Monday, July 18, 2011

Ditching Euro No Option for Greeks Who Endured History of Drachma Hardship

Bloomberg
July 18, 2011

Minos Kleidis is the Greek the world’s television cameras don’t see.

When police and protesters clashed in central Athens on June 28, Kleidis and half a dozen of his workers rushed to pack up chairs and tables and lock themselves into the restaurant they manage on Syntagma Square. Kleidis says the 48 hours of rioting caused 20,000 euros ($28,224) of damage, including smashed marble, broken pipes and burnt umbrellas.

“It takes a week to make that sort of money,” Kleidis, 33, said. “The exasperation, disappointment and worry about our country are justified. The violence isn’t.”

Thirty years after Greece became a member of what’s now the European Union and more than a decade after it swapped the drachma, one of the world’s oldest currencies, for the euro, Greeks like Kleidis are on the frontline of the government’s attempts to prevent the region’s first debt default.

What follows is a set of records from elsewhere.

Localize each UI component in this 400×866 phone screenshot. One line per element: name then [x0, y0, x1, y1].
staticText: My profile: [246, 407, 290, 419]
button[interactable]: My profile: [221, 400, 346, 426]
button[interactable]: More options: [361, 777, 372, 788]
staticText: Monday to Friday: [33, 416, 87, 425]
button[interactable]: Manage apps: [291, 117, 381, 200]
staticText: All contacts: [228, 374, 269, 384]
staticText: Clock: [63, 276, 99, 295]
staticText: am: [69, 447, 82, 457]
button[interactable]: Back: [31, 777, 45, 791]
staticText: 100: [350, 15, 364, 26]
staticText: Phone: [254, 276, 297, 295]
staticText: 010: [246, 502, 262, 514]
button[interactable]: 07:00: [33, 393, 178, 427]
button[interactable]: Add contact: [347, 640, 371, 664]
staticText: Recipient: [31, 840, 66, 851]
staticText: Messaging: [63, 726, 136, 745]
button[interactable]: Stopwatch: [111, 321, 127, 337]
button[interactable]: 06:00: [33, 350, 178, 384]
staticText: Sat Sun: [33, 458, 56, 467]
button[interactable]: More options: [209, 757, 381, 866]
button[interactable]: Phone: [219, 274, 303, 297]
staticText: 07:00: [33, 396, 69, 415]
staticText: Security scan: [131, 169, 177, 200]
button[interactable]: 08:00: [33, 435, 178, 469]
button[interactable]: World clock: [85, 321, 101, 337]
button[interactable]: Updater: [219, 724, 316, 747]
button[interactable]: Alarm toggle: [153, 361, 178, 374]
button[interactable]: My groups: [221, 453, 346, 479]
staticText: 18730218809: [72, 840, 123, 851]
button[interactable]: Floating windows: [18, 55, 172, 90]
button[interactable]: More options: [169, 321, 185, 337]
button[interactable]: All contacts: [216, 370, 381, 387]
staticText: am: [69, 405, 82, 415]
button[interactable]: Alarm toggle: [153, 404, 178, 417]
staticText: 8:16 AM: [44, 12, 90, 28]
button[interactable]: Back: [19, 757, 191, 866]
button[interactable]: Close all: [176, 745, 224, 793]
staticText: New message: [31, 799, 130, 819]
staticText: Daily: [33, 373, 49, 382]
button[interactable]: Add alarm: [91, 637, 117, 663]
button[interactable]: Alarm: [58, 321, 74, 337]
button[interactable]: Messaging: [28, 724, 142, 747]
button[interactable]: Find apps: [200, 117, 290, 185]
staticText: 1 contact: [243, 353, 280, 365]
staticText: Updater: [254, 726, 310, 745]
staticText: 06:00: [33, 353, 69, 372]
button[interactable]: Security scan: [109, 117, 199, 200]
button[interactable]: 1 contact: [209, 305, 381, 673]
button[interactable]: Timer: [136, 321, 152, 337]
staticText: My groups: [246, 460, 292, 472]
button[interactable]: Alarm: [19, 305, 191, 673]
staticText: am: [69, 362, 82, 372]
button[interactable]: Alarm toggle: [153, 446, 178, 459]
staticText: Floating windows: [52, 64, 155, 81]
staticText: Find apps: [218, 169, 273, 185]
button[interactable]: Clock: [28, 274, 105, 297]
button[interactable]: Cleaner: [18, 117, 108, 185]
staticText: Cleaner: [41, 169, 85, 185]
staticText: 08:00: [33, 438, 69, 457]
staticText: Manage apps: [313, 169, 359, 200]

As Athenians tally the cost of last month’s riots, most Greeks acknowledge financial stability and the cost of keeping the euro comes with more sacrifice for a country where parents and grandparents endured occupation by the Nazis, famine, hyperinflation, civil war and then a military dictatorship.

“The challenge is to create a healthy and more productive economy,” said Riccardo Barbieri, the London-based chief European economist at Mizuho International Plc, who wrote research reports on Greece in the four years before the nation adopted the euro in 2001. “This is about a country changing its skin. No one can be happy with paying more taxes, having their salary cut, losing their jobs or risking losing their jobs.”